Right up to the present day the medieval restrictions against the Jewish population of Poland continue in force, Deputy Sommerstein, the spokesman of the Club of Jewish Deputies, said speaking in the Seym in today’s debate on the Government Bill for the abolition of the Czarist restrictions, moved by Deputy Jeszke, the Rapporteur of the Juridical Committee as the first item on the agenda, for the purpose, he explained, of giving effect to the provisions of the Constitution relating to the equality of all citizens before the law.
It is a question, Deputy Sommerstein said, not only of a Constitutional duty to the Jewish population, but of the honour and the prestige of the Polish State, which could not permit a state of affairs in which the old Czarist laws continue to be in force.
The Jews will not stop here, Deputy Sommerstein went on. We shall continue our fight to have all the provisions of the Constitution relating to the rights of the Jews as citizens, and as a minority carried into effect. So far, a whole series of points in the Constitution concerning the Jewish school system, the Jewish Communities and the Jewish right to work, have been allowed to remain as a dead letter. We Jews demand our rights, he declared, and the Club of Jewish Deputies will not cease from its fight so long as these rights have not been given full realisation.
Deputy Jaszwinski, of the National Democratic Party, moved that the Bill should be referred back to the Commission, complaining that it was not altogether clear what it was intended to achieve. The National Democratic Party, he said, was not against matter to be formulated more clearly.
The Priest Czau, one of the Deputies of the Government Party, said that he was very happy that this bill had been brought up, abolishing not only the restrictions against the Jews, but also the legal restrictions against the Roman Catholic Church enforced by the Czarist regime.

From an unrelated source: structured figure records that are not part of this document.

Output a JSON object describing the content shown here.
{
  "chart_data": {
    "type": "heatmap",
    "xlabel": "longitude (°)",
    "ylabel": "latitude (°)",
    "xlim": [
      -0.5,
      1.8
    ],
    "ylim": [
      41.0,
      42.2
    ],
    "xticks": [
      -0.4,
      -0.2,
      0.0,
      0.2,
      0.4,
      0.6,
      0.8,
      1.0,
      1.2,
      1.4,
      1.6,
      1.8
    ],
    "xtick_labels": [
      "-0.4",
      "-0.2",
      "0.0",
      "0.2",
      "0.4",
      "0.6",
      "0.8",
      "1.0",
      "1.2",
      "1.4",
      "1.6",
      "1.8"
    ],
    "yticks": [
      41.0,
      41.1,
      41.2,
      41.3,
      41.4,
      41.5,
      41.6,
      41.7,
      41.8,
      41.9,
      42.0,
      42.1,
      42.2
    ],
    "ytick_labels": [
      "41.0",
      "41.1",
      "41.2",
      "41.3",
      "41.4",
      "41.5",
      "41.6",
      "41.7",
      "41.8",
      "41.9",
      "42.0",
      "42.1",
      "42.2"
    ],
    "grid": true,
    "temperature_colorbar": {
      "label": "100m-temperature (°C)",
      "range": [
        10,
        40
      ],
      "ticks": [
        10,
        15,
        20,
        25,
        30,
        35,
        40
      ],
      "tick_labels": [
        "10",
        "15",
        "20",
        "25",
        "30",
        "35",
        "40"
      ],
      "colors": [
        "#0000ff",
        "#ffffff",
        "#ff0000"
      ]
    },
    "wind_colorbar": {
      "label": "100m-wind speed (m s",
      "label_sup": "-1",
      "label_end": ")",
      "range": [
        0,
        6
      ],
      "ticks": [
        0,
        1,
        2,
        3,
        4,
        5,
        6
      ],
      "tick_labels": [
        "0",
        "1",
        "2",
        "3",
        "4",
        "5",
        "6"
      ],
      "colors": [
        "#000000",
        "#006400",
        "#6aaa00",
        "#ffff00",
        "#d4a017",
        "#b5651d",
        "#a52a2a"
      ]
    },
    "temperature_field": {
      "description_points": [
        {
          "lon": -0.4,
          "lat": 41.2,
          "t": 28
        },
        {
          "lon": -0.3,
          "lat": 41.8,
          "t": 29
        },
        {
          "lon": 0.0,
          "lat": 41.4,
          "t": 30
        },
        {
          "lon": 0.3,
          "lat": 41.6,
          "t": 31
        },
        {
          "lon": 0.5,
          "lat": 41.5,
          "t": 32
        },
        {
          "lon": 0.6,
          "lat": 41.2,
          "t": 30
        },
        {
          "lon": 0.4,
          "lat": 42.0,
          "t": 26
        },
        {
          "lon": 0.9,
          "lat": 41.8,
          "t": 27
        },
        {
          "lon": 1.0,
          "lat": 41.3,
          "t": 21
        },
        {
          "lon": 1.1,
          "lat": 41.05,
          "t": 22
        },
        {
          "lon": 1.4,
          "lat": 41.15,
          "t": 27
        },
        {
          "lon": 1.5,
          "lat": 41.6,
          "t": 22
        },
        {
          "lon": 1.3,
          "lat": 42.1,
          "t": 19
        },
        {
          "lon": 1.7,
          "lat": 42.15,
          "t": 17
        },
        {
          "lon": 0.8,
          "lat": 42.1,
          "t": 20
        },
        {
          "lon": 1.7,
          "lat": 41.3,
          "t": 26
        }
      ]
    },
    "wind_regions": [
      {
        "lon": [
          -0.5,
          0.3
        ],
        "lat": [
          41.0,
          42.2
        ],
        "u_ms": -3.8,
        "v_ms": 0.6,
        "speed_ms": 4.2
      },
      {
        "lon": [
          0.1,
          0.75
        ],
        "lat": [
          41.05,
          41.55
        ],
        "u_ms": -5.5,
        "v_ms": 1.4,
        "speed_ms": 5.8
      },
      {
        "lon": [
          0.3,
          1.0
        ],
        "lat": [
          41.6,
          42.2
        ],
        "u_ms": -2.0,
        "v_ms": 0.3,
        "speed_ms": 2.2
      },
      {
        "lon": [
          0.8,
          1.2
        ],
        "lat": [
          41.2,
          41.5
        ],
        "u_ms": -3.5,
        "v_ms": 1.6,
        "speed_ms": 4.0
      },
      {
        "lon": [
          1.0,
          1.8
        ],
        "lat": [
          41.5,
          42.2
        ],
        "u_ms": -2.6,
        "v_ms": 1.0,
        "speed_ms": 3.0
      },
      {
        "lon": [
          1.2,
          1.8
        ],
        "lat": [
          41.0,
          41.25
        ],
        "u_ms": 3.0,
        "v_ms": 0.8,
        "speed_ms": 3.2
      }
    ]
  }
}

Deputy Bitner, of the Christian Democratic Party, said that his Party supported the National Democratic motion for referring the Bill back to the Commission. The Roman Catholic Church, he claimed, is still burdened with certain legal restrictions dating back to the days of the Czarist regime, and the Bill was not altogether clear about what was going to be done with these restrictions. The Polish Catholic people, he said, have at least the same rights as the Jews to have the provisions in the Constitution relating to their rights put into effect.
Deputy Minzberg, of the Agudath Israel, who is one of the Jewish members of the Government Party, also spoke in the debate, saying that the Jews were grateful to the Government for its action in introducing this bill for the abolition of the anti-Jewish restrictions.